Hayalinizi baltalamak isteyenler oldu mu?
Defne: Hayatım boyunca pek çok kişi “Yapamazsın, beceremezsin” dedi. İlkokulu küçük bir köyde, liseyi de sıradan bir okulda okudum. Üniversiteye gitmeyi de hiç düşünmedim. Kasiyerlik yaptım, reyon görevlisi oldum. Herkes benden nişan düğün beklerken hukuk fakültesini kazandım. Çok şaşırdılar ama “Yapamazsın, senden bir şey olmaz” dediler. Babam bile “Yapamazsın” demişti. Şimdi de “Otostop mu yapacaksınız, yapamazsınız! Başınıza bir şey gelir” deyip Pippa Bacca’yı örnek gösterdiler. Ama başardım
Otostopla gezmeye devam edecek misiniz?
Muhammed: Çok fazla paramız olmadığı için otostop çekmeye başladık ama param olsa bile otostop çekerim.
Defne: İnternetten araştırdığımızda karşımıza gezilecek belli yerler çıkıyor. Ama oranın yerlisi size daha ilginç yerler öneriyor.
Gündüzleri mi otostop yapıyordunuz?
Defne: Genellikle gündüz yapıyorduk ama geceye de kalıyorduk bazen. Geceleri genelde uyumak daha önemliydi.
En fazla kaç saat beklediniz yolda?
Muhammed: Sırbistan’da altı saat beklemiştik. Bir keresinde de beş saat boyunca İtalya’da beklemiştik. İtalyanlar sıcakkanlı insanlardır hemen alırlar diye düşünüyorduk ama tam tersi olmuştu.
Otelde kalmayı niye tercih etmediniz?
Defne: Hep çadırda kaldık. Oteller çok pahalı. Öyle yerlerde kaldık ki değme otellere taş çıkarır. Kimi zaman gecenin bir yarısı yol kenarına çadır kuruyorduk. Sabah bir uyanıyoruz cennet gibi bir yerdeyiz.
Muhammed: Mostar Köprüsü’nün dibinde, elma ağaçlarının altında çadır kurduk. Sabah o elma ağacının gölgesinde uyandık. Kimileri çadırda mı kalıyorsunuz diye yadırgıyor ama Berlin’de öyle güzel bir yerde çadır kurmuştuk ki çoğu otele değişmem manzarasını.
Çok güzel hikâyeler biriktirdik
Başınıza hiç mi tehlikeli bir olay gelmedi?
Muhammed: Hiç öyle bir şey yaşamadık. Aksine çok güzel hikâyeler biriktirdik. Genelde Fransızların soğuk olduğu söylenir ya Paris’te öyle bir insana denk geldik ki gerçekten bir Türk gibi misafirperverlik gösterdi. Almanya’da dört saat yolda kalmanın ardından tanıştığımız kişi evini açtı. Buzdolabında ne varsa ikram etti, bizi memnun etmek için elinden geleni yaptı.

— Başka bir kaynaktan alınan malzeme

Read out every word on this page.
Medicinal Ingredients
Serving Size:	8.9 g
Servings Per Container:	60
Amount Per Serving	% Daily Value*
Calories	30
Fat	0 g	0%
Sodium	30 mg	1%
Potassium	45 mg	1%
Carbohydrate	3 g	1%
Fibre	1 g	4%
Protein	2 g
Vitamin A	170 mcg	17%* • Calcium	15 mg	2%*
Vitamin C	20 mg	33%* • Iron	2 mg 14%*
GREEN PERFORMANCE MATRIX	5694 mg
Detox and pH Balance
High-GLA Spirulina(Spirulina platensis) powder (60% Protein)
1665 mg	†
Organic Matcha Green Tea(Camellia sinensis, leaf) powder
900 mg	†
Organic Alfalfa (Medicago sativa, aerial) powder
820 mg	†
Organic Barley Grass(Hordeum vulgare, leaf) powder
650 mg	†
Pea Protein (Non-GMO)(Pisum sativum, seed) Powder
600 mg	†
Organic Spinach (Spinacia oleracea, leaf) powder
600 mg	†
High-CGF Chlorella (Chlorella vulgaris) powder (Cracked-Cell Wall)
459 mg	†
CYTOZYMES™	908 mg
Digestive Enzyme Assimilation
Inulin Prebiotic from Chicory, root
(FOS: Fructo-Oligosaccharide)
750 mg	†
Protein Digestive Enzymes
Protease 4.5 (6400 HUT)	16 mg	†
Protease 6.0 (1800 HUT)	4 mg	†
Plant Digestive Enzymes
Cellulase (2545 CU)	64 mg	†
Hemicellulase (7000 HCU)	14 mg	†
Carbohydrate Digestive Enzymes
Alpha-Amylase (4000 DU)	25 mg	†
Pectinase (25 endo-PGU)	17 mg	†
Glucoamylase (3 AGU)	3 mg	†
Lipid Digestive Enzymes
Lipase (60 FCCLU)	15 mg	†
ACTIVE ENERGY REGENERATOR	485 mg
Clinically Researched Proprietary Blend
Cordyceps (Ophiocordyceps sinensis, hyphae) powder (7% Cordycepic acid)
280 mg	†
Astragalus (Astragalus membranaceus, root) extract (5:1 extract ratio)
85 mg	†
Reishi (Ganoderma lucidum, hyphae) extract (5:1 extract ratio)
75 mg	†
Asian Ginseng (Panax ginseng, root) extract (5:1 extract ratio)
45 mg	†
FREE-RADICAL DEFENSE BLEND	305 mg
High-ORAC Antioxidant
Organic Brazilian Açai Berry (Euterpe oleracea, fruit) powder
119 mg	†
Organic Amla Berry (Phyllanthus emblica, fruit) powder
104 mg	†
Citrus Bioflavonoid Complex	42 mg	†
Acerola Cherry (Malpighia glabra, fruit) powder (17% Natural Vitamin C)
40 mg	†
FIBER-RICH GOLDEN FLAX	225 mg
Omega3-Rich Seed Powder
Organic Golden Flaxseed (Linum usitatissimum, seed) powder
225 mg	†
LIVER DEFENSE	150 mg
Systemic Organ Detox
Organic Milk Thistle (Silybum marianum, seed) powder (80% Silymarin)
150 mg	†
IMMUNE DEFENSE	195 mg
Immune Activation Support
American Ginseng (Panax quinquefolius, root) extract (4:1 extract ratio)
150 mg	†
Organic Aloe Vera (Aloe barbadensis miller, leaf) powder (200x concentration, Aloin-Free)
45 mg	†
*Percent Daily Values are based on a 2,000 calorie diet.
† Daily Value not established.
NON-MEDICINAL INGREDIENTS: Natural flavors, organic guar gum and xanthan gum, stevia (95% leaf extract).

Yolda olmak azla yetinmeyi öğretti
İnsanlar birbirini yolculukta tanır denir ya sizin için nasıldı?
Yollarda olmak bize sabretmeyi, birbirimize tahammül etmeyi öğretti. Kimi zaman yemek bulamadık, peynir ekmekle karnımızı doyurduk. Azla yetinmeyi öğrendik.
En çok ne kadar kazandınız?
Barcelona’da 73 euro kazanmıştık. Bir keresinde Arnavutluk’ta teleferiğe binecek paramız yoktu hemen tezgâhımızı açıp on dakikada 20 euro kazanmıştık.
Parasızlığı dert etmeyin
Sizin gibi dünyayı gezmek isteyen gençleri cesaretlendirmek için neler söylersiniz?
Defne: Cesaretli olsunlar, hayal etsinler ve yola çıksınlar. Biz mesela 30 yaşımıza girmeden bütün kıtalara ayak basmak istiyoruz. Tek hayalimiz bu.
Muhammed: Tarih çok severim. Düşünsenize Collesium’a dokunma fırsatı yakaladım. Balta girmemiş ormanlarda doğayla baş başa kaldım. Hayal ettiğin, kitaplarda okuduğun, filmlerde izlediğin yerleri görmek mükemmel duygulardı. Parasızlığı dert etmesinler ve bizim gibi hayallerini gerçekleştirsinler.